I was looking at Enterprise Architect at Icon (as Geoff may remember) but what suited us better at the time with the processes that were already in place for capturing use cases was Together from
www.togethersoft.com, which I bought for our team. Together's a very slick UML/Java tool with real-time sync of code and UML, with C++ and C# support as well. It does JSP really well now too. But it's Rational prices: about $US7k per seat, and it too now has license management servers which are ugly: you have to install a license server on every laptop that you want to take home... gimme a BREAK. And it eats memory and CPU for breakfast. If you want to work with just Together, you really need a minimum of 256MB/500MHz machine (not so bad these days) but if you want other java apps running, add another 500Mhz, another 256MHz... it eats CPU for breakfast. Yuuum yumm. Scrunch scrunch.
NOW. EA. A big deal is that EA does UML, just like Rational Rose, and Together. The core product does exactly the same thing: there's no proprietory model to work from and so there's a major distinguishing factor removed from Rational and EA.

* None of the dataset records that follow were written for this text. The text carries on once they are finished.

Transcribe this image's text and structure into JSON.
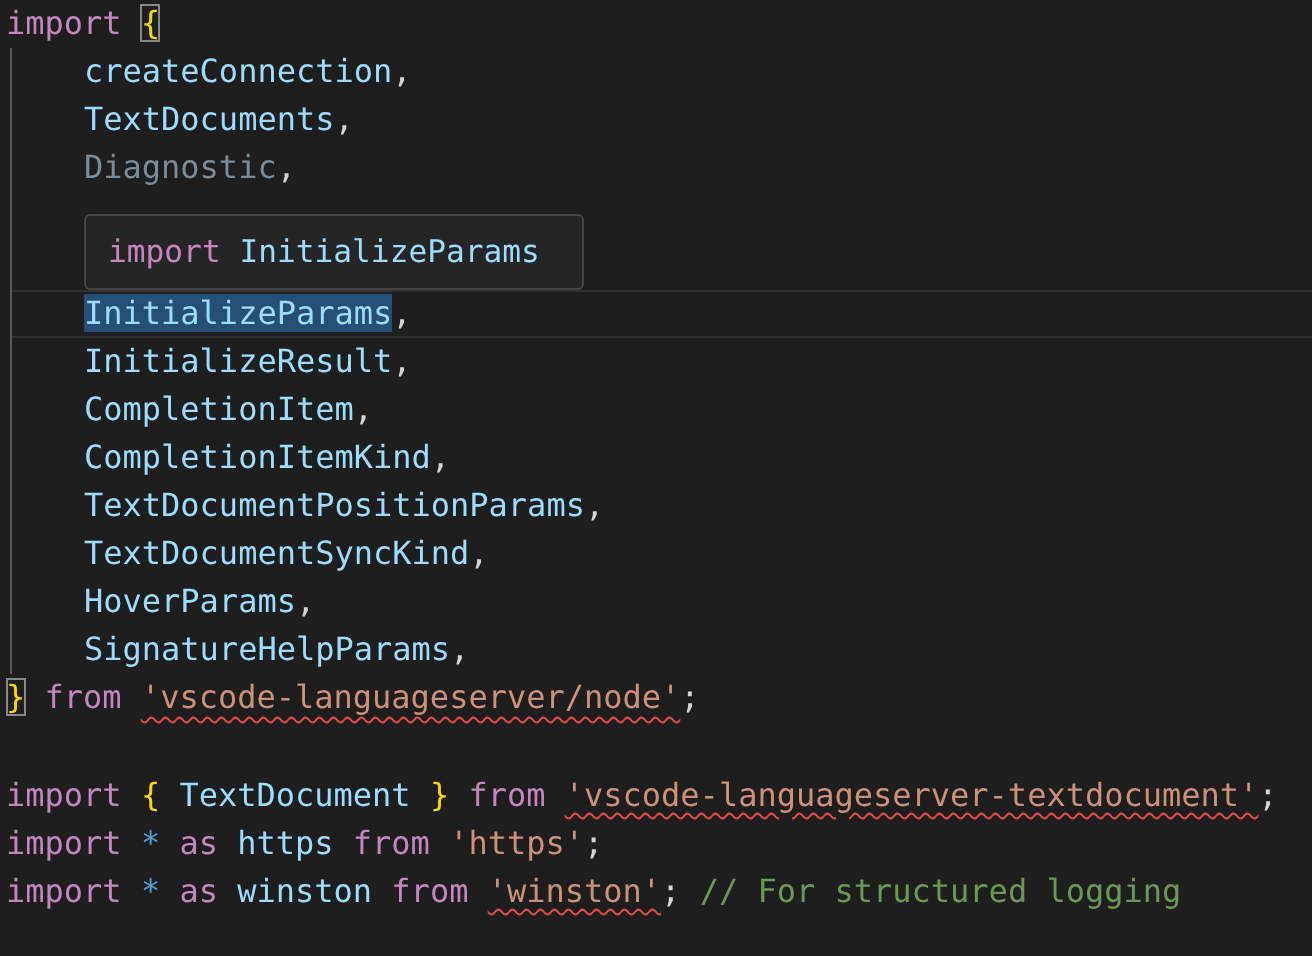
{
  "editor": {
    "lines": [
      {
        "current": false,
        "tokens": [
          {
            "text": "import ",
            "kind": "keyword"
          },
          {
            "text": "{",
            "kind": "bracket-match"
          }
        ],
        "children": [
          {
            "current": false,
            "tokens": [
              {
                "text": "createConnection",
                "kind": "variable"
              },
              {
                "text": ",",
                "kind": "punct"
              }
            ]
          },
          {
            "current": false,
            "tokens": [
              {
                "text": "TextDocuments",
                "kind": "variable"
              },
              {
                "text": ",",
                "kind": "punct"
              }
            ]
          },
          {
            "current": false,
            "tokens": [
              {
                "text": "Diagnostic",
                "kind": "unused"
              },
              {
                "text": ",",
                "kind": "punct"
              }
            ]
          },
          {
            "current": false
          },
          {
            "current": false
          },
          {
            "current": true,
            "tokens": [
              {
                "text": "InitializeParams",
                "kind": "selection"
              },
              {
                "text": ",",
                "kind": "punct"
              }
            ]
          },
          {
            "current": false,
            "tokens": [
              {
                "text": "InitializeResult",
                "kind": "variable"
              },
              {
                "text": ",",
                "kind": "punct"
              }
            ]
          },
          {
            "current": false,
            "tokens": [
              {
                "text": "CompletionItem",
                "kind": "variable"
              },
              {
                "text": ",",
                "kind": "punct"
              }
            ]
          },
          {
            "current": false,
            "tokens": [
              {
                "text": "CompletionItemKind",
                "kind": "variable"
              },
              {
                "text": ",",
                "kind": "punct"
              }
            ]
          },
          {
            "current": false,
            "tokens": [
              {
                "text": "TextDocumentPositionParams",
                "kind": "variable"
              },
              {
                "text": ",",
                "kind": "punct"
              }
            ]
          },
          {
            "current": false,
            "tokens": [
              {
                "text": "TextDocumentSyncKind",
                "kind": "variable"
              },
              {
                "text": ",",
                "kind": "punct"
              }
            ]
          },
          {
            "current": false,
            "tokens": [
              {
                "text": "HoverParams",
                "kind": "variable"
              },
              {
                "text": ",",
                "kind": "punct"
              }
            ]
          },
          {
            "current": false,
            "tokens": [
              {
                "text": "SignatureHelpParams",
                "kind": "variable"
              },
              {
                "text": ",",
                "kind": "punct"
              }
            ]
          }
        ]
      },
      {
        "current": false,
        "tokens": [
          {
            "text": "}",
            "kind": "bracket-match"
          },
          {
            "text": " from ",
            "kind": "keyword"
          },
          {
            "text": "'vscode-languageserver/node'",
            "kind": "string-error"
          },
          {
            "text": ";",
            "kind": "punct"
          }
        ]
      },
      {
        "current": false
      },
      {
        "current": false,
        "tokens": [
          {
            "text": "import ",
            "kind": "keyword"
          },
          {
            "text": "{ ",
            "kind": "brace"
          },
          {
            "text": "TextDocument ",
            "kind": "variable"
          },
          {
            "text": "} ",
            "kind": "brace"
          },
          {
            "text": "from ",
            "kind": "keyword"
          },
          {
            "text": "'vscode-languageserver-textdocument'",
            "kind": "string-error"
          },
          {
            "text": ";",
            "kind": "punct"
          }
        ]
      },
      {
        "current": false,
        "tokens": [
          {
            "text": "import ",
            "kind": "keyword"
          },
          {
            "text": "* ",
            "kind": "operator"
          },
          {
            "text": "as ",
            "kind": "keyword"
          },
          {
            "text": "https ",
            "kind": "variable"
          },
          {
            "text": "from ",
            "kind": "keyword"
          },
          {
            "text": "'https'",
            "kind": "string"
          },
          {
            "text": ";",
            "kind": "punct"
          }
        ]
      },
      {
        "current": false,
        "tokens": [
          {
            "text": "import ",
            "kind": "keyword"
          },
          {
            "text": "* ",
            "kind": "operator"
          },
          {
            "text": "as ",
            "kind": "keyword"
          },
          {
            "text": "winston ",
            "kind": "variable"
          },
          {
            "text": "from ",
            "kind": "keyword"
          },
          {
            "text": "'winston'",
            "kind": "string-error"
          },
          {
            "text": "; ",
            "kind": "punct"
          },
          {
            "text": "// For structured logging",
            "kind": "comment"
          }
        ]
      }
    ]
  },
  "hover": {
    "tokens": [
      {
        "text": "import ",
        "kind": "keyword"
      },
      {
        "text": "InitializeParams",
        "kind": "variable"
      }
    ]
  }
}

Support for a small company works differently to a big company. If you're more comfortable with the bows and ribbons and flash Service Level Agreements and Assurances Of Quality Con$ultan$ Available To Help then that's fine, Rational is really for you and your company, honestly. But EA is from a small company, and their support is as good as one can possibly get from a small company:
- you have easy access to the people who write the software. If you find a major bug or issue that really annoys you, you can -expect- an update within a week or two: urgent patches I know have been done within 24 hrs if there's a showstopper. That's just how Sparx works. Try getting a bug fixed in Rational. Uh uhhh! No way. Wait until we want to release it, which will be at least 6 months away. And new features? Niggles? Forget it. Totally ignored. Sparx listens. That's what I've found. The probability of a new feature appearing in EA that you suggested is infinitely greater than in Rational. That's what's cool about using a Small Company Product.
- there's an active user community. People ask questions, and they're answered. You know what? This is what people generally resort to for almost all products: Rational, Microsoft, ATG, BEA, all of them. Except in the EA forums, as I mentioned above, EA is right in there.

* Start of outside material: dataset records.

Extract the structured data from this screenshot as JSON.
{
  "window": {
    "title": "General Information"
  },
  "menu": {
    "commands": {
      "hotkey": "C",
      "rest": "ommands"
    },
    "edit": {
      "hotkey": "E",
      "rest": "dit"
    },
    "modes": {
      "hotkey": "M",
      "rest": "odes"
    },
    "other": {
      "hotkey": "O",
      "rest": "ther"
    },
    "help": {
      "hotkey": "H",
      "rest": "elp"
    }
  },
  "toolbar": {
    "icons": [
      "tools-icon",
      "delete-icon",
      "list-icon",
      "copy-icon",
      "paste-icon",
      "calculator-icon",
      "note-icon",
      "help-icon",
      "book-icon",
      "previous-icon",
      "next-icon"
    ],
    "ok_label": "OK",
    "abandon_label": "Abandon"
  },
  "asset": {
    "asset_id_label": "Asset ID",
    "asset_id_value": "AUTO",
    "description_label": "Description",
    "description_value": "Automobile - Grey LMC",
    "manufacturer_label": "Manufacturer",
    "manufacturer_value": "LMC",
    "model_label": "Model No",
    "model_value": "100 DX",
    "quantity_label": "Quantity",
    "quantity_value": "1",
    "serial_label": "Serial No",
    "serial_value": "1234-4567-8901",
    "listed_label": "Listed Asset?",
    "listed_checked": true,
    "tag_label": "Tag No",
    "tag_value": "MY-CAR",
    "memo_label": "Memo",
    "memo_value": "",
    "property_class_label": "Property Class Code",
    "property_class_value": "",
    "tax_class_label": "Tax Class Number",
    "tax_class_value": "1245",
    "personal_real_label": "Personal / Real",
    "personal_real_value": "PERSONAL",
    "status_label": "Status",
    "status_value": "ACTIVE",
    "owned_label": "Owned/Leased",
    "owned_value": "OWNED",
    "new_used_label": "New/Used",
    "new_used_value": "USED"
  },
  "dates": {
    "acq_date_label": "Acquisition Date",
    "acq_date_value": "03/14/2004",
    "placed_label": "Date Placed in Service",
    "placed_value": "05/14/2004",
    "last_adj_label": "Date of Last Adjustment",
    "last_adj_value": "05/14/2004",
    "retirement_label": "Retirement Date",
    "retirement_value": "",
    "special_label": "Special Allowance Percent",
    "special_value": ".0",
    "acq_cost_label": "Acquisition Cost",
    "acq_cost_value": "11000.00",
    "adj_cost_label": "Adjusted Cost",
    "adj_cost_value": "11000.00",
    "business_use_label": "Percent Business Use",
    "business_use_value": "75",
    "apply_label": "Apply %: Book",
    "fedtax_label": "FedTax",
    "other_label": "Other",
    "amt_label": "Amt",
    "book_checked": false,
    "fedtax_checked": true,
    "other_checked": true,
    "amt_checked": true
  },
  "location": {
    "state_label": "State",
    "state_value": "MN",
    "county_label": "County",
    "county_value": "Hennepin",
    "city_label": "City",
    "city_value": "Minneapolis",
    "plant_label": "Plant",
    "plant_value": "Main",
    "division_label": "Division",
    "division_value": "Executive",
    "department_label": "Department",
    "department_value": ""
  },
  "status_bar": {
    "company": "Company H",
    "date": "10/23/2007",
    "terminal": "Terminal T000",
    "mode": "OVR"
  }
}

Will Sparx be around? This depends I'd imagine on the continued support by the user base. Sparx has been around for quite a while alread. Like any small company starting, I'd imagine Geoff has invested an -awful-lot- of his own time for this project but there are other people responding to sparxsystems.com.au addresses so obviously things are getting better.
The future? It can only get better. With code gen, EA is a seriously attractive tool.
To Geoff and the gang: I would pay THREE TIMES the current enterprise price for real-time code/diagram sync like in Together. Integration with JUnit testing would be pretty nice -- you have the test infrastructure, JUnit is the java standard for unit testing now, makes sense to integrate. If you could just sliip JSP in there that'd be really lovely too

I don't know what Geoff's exit strategy is, if there is one. I guess there will be some point in the future where he might want to retire, but hell, maybe he already is! And maybe this is What He Really Wants To Do With His Life. I personally can't think of anything cooler than doing what he's doing.
All I could ask of Geoff now and in the future is that if he decides to bail, release the source so the legend of EA can live on.